Probate of will. Floyd Superior Court. Before Judge Frazier.
Appellee petitioned the probate court, seeking appointment as administrator of his deceased wife's estate. Appellant, who is the mother of the deceased, filed an objection to the appointment. The probate court appointed appellee to be administrator of the estate, and appellant appealed that ruling to the superior court. When the case was called for trial in the superior court, appellee failed to appear, and appellant obtained a default judgment. Thereafter, appellee moved to have the default judgment set aside. That motion was granted. A trial on the merits resulted in a judgment in favor of appellee, and appellant appeals.
1. Appellant asserts that the granting of appellee's motion to set aside the default judgment was erroneous because the requirements of OCGA 9-11-60 (d) were not met. That provision permits a judgment to be set aside where a nonamendable defect appears on the face of the record or pleadings, or where there is a jurisdictional defect. The alleged defect in the instant case was appellee's lack of notice as to the trial date. However, the case appeared on a published trial calendar.

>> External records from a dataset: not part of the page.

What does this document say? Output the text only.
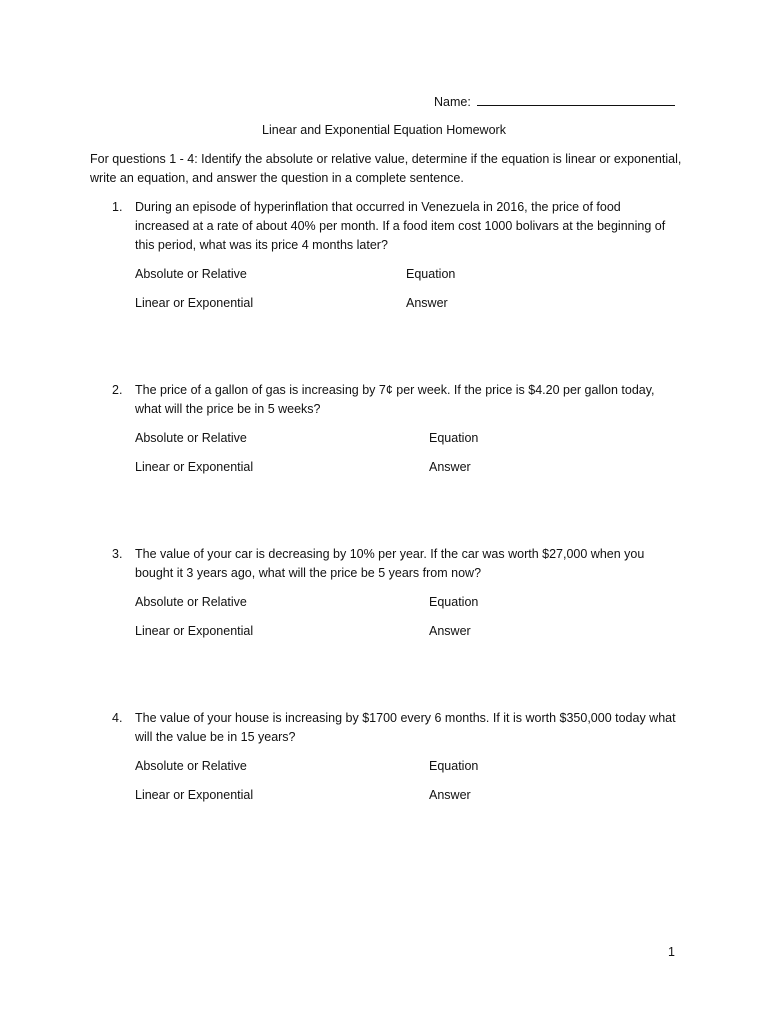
Name:
Linear and Exponential Equation Homework
For questions 1 - 4: Identify the absolute or relative value, determine if the equation is linear or exponential, write an equation, and answer the question in a complete sentence.
1. During an episode of hyperinflation that occurred in Venezuela in 2016, the price of food increased at a rate of about 40% per month. If a food item cost 1000 bolivars at the beginning of this period, what was its price 4 months later?
Absolute or Relative	Equation
Linear or Exponential	Answer
2. The price of a gallon of gas is increasing by 7¢ per week. If the price is $4.20 per gallon today, what will the price be in 5 weeks?
Absolute or Relative	Equation
Linear or Exponential	Answer
3. The value of your car is decreasing by 10% per year. If the car was worth $27,000 when you bought it 3 years ago, what will the price be 5 years from now?
Absolute or Relative	Equation
Linear or Exponential	Answer
4. The value of your house is increasing by $1700 every 6 months. If it is worth $350,000 today what will the value be in 15 years?
Absolute or Relative	Equation
Linear or Exponential	Answer
1
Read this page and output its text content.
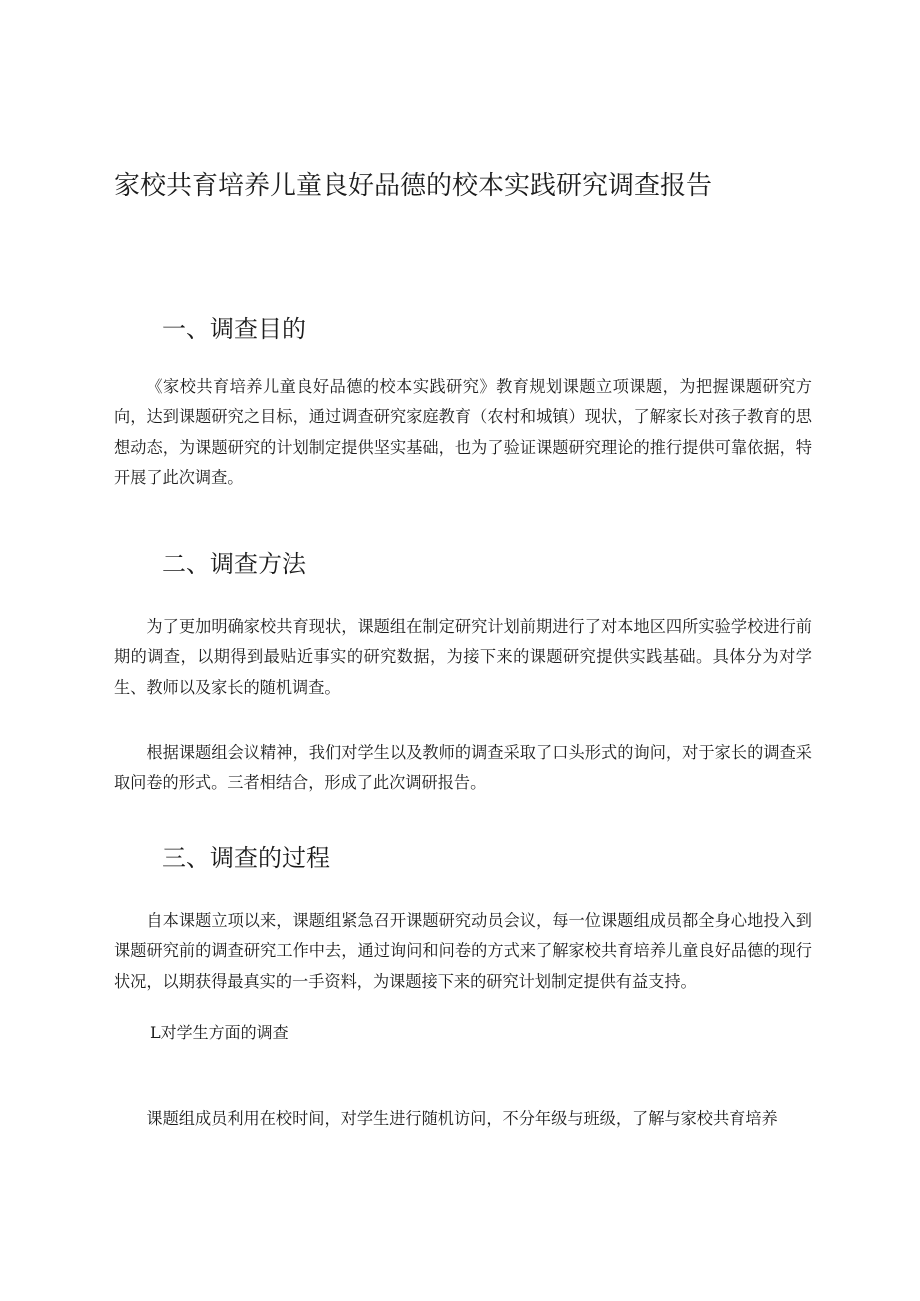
家校共育培养儿童良好品德的校本实践研究调查报告
一、调查目的

《家校共育培养儿童良好品德的校本实践研究》教育规划课题立项课题，为把握课题研究方向，达到课题研究之目标，通过调查研究家庭教育（农村和城镇）现状，了解家长对孩子教育的思想动态，为课题研究的计划制定提供坚实基础，也为了验证课题研究理论的推行提供可靠依据，特开展了此次调查。

二、调查方法

为了更加明确家校共育现状，课题组在制定研究计划前期进行了对本地区四所实验学校进行前期的调查，以期得到最贴近事实的研究数据，为接下来的课题研究提供实践基础。具体分为对学生、教师以及家长的随机调查。

根据课题组会议精神，我们对学生以及教师的调查采取了口头形式的询问，对于家长的调查采取问卷的形式。三者相结合，形成了此次调研报告。

三、调查的过程

自本课题立项以来，课题组紧急召开课题研究动员会议，每一位课题组成员都全身心地投入到课题研究前的调查研究工作中去，通过询问和问卷的方式来了解家校共育培养儿童良好品德的现行状况，以期获得最真实的一手资料，为课题接下来的研究计划制定提供有益支持。

L对学生方面的调查

课题组成员利用在校时间，对学生进行随机访问，不分年级与班级，了解与家校共育培养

"[N]otice of trial by publication of the court calendar is adequate notice pursuant to [OCGA 9-11-40 (c)]; however, . . . where a complaint is dismissed for failure to prosecute, the trial court has discretionary authority to set aside the judgment. Spyropoulos v. John Linard Estate, 243 Ga. 518 [(255 SE2d 40)] (1979)." First Nat. Bank of Chattooga County v. Gorlin, 243 Ga. 707, 708 (256 SE2d 450) (1979). This rule applies when a default judgment has been entered because one of the parties failed to appear for trial. Marshall v. York, 165 Ga. App. 795 (302 SE2d 711) (1983).
2. The default judgment obtained by appellant expressly denied appellee the right to administer his late wife's estate or to inherit therefrom. When that judgment was set aside, the court's order specified that the issue of administration was reopened for further consideration. However, that portion of the judgment relating to the issue of inheritance was set aside altogether, on the ground that the superior court had no authority to consider that issue under the circumstances of the case. Appellant enumerates as error the trial court's preclusion from consideration of the inheritance issue.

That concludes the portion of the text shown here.